Using Jesus to Get Votes

Using Jesus to Get Votes

I spotted some conservative organization’s voters’ guides in the room where a very conservative member of my church leads a small Sunday school class. I was struck by the way the pamphlet tries to hijack conservative religious concerns to garner votes. A couple of points seem worth noting.

jesusvotesrepublican1First, there is a consistent record of Republican and other conservative candidates featuring in scandals that show they do not actually practice what they claim to stand for. And so that ought to have made unambiguously clear to everyone that they do not actually stand for those things. And yet still the voters guides are made which show favored candidates as “pro-life” or “pro-marriage.”
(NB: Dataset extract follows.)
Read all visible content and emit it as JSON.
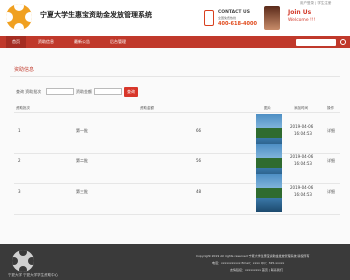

Since there is such a significant chance that the pro-life candidate has gotten (someone) pregnant and an abortion was sought, and that the pro-marriage candidate’s marriage is falling apart while he or she is involved in a clandestine relationship with a member of the same sex, why on earth are conservative Christians still falling for this patent attempt to manipulate them into voting for candidates who do not actually share their morals?

Second, the attempt to turn voting into a question of only one issue (abortion) or a very small number is likewise an attempt to manipulate voters. David Brin put it well in a recent post:

What conservatives needed was a single issue that would make the crucial difference, like an on-off switch. Something so pure and absolute that Jesus would have to switch sides, holding his nose and saying: “I disagree with you right-wingers on every social and economic and general moral point, and yet… I must still side with you against the goll-durn lib’ruls. Bcause I can’t abide baby-killers.”
If you had to come up with such an all-or-nothing test, “baby-killing” would pretty much be it. Just by defining humanity at conception, you eliminate any need to consider Jesus’s wishes on other matters, like economic fairness, or pacifism, or inheritance by the meek, or… You get it; nothing else need be considered!

The rest of his post is focused on showing how this is manipulative – on the one hand, the Bible’s treatment of the subject of abortion (or rather, its relative silence on the subject) does not line up with the modern “pro-life” stance, while on the other hand, “pro-life” legislation does not consistently reduce the number of abortions people actually have. And at any rate, Christians should be concerned with more than one issue.

It is shameful that politicians use the name of Jesus to try to gain votes for themselves.

But it is even more shameful that Christians so often fall for it.